Considering that this whole experience mantra is the centerpiece of her campaign, you'd think somebody would have been ready for that question. But in the recording of the phone conference, there's this long pause as if someone had just asked the people to conjugate Latin verbs.
Someone finally speaks up, stumbling through a long rambling speech that begins, "Well, I think she's been tested throughout her life" and going on to tell us that Hillary's really, really experienced. There's some mention that she stood up for women's rights in China, which is nice and stuff, but not what you could call a White-House-phone-ringing-at-3-in-the-morning kind of crisis.
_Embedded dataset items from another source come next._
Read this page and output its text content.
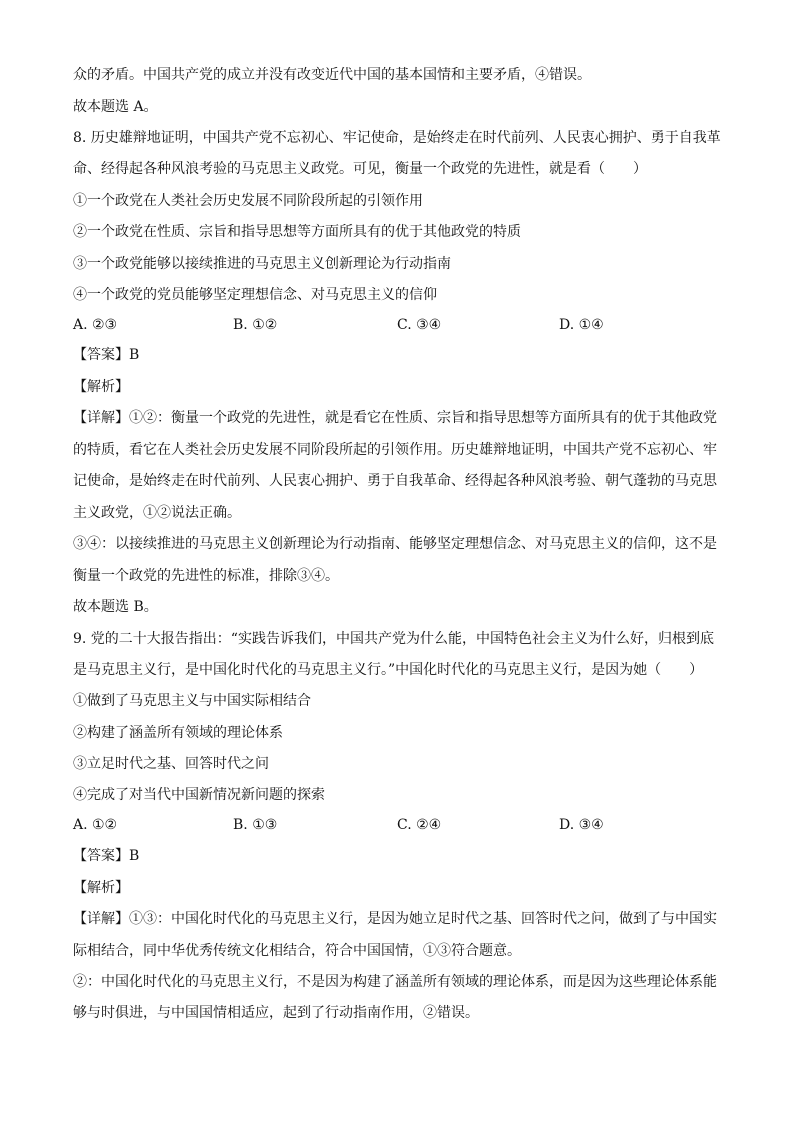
众的矛盾。中国共产党的成立并没有改变近代中国的基本国情和主要矛盾，④错误。
故本题选 A。
8. 历史雄辩地证明，中国共产党不忘初心、牢记使命，是始终走在时代前列、人民衷心拥护、勇于自我革
命、经得起各种风浪考验的马克思主义政党。可见，衡量一个政党的先进性，就是看（　　）
①一个政党在人类社会历史发展不同阶段所起的引领作用
②一个政党在性质、宗旨和指导思想等方面所具有的优于其他政党的特质
③一个政党能够以接续推进的马克思主义创新理论为行动指南
④一个政党的党员能够坚定理想信念、对马克思主义的信仰
A. ②③	B. ①②	C. ③④	D. ①④
【答案】B
【解析】
【详解】①②：衡量一个政党的先进性，就是看它在性质、宗旨和指导思想等方面所具有的优于其他政党
的特质，看它在人类社会历史发展不同阶段所起的引领作用。历史雄辩地证明，中国共产党不忘初心、牢
记使命，是始终走在时代前列、人民衷心拥护、勇于自我革命、经得起各种风浪考验、朝气蓬勃的马克思
主义政党，①②说法正确。
③④：以接续推进的马克思主义创新理论为行动指南、能够坚定理想信念、对马克思主义的信仰，这不是
衡量一个政党的先进性的标准，排除③④。
故本题选 B。
9. 党的二十大报告指出：“实践告诉我们，中国共产党为什么能，中国特色社会主义为什么好，归根到底
是马克思主义行，是中国化时代化的马克思主义行。”中国化时代化的马克思主义行，是因为她（　　）
①做到了马克思主义与中国实际相结合
②构建了涵盖所有领域的理论体系
③立足时代之基、回答时代之问
④完成了对当代中国新情况新问题的探索
A. ①②	B. ①③	C. ②④	D. ③④
【答案】B
【解析】
【详解】①③：中国化时代化的马克思主义行，是因为她立足时代之基、回答时代之问，做到了与中国实
际相结合，同中华优秀传统文化相结合，符合中国国情，①③符合题意。
②：中国化时代化的马克思主义行，不是因为构建了涵盖所有领域的理论体系，而是因为这些理论体系能
够与时俱进，与中国国情相适应，起到了行动指南作用，②错误。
Then there's what happened in Texas. This was one of the "firewall states" where Clinton supposedly had to win big. She won, but not big.
The way Texas apportions delegates is as, shall we say, unique as the rest of that state. It's insanely complicated, but what it boils down to is this: Districts that are strongly Democratic like urban areas and the liberal city of Austin get more delegates. There's also a caucus in addition to the primary, but thinking about that just makes my head hurt.
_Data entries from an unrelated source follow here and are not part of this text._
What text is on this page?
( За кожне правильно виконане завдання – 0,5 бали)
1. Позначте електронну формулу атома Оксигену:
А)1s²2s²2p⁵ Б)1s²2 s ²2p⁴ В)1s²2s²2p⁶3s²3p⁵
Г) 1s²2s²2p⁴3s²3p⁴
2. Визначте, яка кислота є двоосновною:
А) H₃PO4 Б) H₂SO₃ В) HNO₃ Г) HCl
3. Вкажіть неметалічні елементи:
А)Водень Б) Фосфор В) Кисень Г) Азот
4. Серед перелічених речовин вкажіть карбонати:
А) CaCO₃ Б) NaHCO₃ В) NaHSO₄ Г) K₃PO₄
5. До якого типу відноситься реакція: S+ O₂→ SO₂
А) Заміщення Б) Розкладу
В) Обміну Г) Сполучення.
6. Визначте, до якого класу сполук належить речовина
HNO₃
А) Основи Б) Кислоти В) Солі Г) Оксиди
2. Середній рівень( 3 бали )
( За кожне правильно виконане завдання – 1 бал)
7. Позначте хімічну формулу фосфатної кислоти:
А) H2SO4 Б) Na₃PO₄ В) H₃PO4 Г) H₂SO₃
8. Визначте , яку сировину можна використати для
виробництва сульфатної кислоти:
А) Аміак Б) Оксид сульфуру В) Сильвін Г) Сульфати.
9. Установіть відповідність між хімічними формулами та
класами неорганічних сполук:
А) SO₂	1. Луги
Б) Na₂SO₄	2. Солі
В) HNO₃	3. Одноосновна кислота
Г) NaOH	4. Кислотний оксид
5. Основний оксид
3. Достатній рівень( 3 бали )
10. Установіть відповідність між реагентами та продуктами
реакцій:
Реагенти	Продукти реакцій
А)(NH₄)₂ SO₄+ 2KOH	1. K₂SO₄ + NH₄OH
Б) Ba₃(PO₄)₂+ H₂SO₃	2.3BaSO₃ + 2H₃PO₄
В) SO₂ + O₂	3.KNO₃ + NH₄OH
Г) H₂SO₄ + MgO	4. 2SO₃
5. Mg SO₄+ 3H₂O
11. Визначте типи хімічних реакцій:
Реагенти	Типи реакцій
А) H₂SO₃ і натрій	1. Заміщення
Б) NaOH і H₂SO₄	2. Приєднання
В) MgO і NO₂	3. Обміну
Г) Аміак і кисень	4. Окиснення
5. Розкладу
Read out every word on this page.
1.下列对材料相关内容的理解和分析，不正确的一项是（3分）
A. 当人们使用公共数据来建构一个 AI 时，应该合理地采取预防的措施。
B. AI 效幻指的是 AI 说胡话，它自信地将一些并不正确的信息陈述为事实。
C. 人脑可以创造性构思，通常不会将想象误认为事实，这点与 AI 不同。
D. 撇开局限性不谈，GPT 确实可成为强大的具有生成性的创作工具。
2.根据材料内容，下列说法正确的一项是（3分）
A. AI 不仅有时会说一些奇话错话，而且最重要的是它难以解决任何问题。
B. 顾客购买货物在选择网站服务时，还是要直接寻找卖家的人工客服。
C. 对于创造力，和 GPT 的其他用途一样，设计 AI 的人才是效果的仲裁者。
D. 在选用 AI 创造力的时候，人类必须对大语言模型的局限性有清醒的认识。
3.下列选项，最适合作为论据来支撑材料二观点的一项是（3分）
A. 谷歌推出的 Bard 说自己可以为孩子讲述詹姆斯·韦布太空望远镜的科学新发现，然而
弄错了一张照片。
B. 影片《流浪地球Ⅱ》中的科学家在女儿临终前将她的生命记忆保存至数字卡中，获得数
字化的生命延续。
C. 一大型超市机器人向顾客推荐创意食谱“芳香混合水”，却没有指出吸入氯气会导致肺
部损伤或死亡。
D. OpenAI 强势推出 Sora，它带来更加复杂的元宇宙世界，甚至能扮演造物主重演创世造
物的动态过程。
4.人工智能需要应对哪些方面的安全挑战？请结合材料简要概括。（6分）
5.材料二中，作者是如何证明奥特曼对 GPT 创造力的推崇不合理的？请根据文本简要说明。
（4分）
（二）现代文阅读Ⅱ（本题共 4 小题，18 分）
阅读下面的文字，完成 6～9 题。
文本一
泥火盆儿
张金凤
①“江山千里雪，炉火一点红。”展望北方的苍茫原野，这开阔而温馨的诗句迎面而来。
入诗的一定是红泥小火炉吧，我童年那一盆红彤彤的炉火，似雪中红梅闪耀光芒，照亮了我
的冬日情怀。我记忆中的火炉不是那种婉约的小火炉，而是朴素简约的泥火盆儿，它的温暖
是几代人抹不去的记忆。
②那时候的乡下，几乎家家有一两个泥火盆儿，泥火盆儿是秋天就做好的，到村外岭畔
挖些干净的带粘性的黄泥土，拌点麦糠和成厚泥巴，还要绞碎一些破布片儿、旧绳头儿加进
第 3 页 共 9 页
Suffice it to say that Clinton's "win" in Texas could still leave Obama with more delegates. As of this writing, by some counts she had a one-delegate lead in Texas; by others, she was behind, since Obama did better in the caucuses.
But what was really telling about this whole thing is that, according to some reports, this bizarre system took the Clinton campaign by surprise. The Washington Post reported on Feb. 18 that "several top Clinton strategists and fundraisers became alarmed after learning of the state's unusual provisions during a closed-door strategy meeting this month, according to one person who attended."
Considering the importance of winning Texas, this is something like an NFL team being surprised to learn, right before taking the field in a major playoff game, that a first down requires that you advance the ball ten yards. Sure, the Texas system is confusing, but these guys are supposed to be the experts. To quote the movie "This Is Spinal Tap," it's not their job to be as confused as we are.
The real highlight, or maybe lowlight, came in Texas at Hillary's "Texas Sized Town Hall" on March 3. According to The Wall Street Journal, when the members of the press corps who follow the campaign were taken to their press room, they discovered that they'd been placed in the men's room of the nearby community center.
"The tables set up for reporters," The WSJ chortled, "nearly abutted the urinals. That made for a more spirited rush than usual for the best working space, with female reporters quickly staking out chairs on the small room's opposite side."
Now, considering the way the so-called "liberal" media have savaged Clinton throughout this campaign, the staff might have been forgiven for showing the ink-stained wretches exactly what they thought of them.
However, an "abjectly apologetic" Clinton spokesman insisted that misinformation, not payback, was behind the mishap. She insisted she'd been told the area had been described as a "locker room-sized" space. Apparently the concept of actually going down and looking never occurred to anyone.
To be fair, how well-run your campaign is doesn't necessarily reflect how well you'll govern. George W. Bush for example, ran a crackerjack campaign. 'Nuff said. But keep in mind: Senior campaign aides often find themselves in advisory or even Cabinet positions if their boss wins. Let's just hope, if Hillary does actually take this thing, that the staffer who didn't know where the bathrooms are doesn't end up running FEMA.
Dusty Rhoades lives, writes, and practices law in Carthage.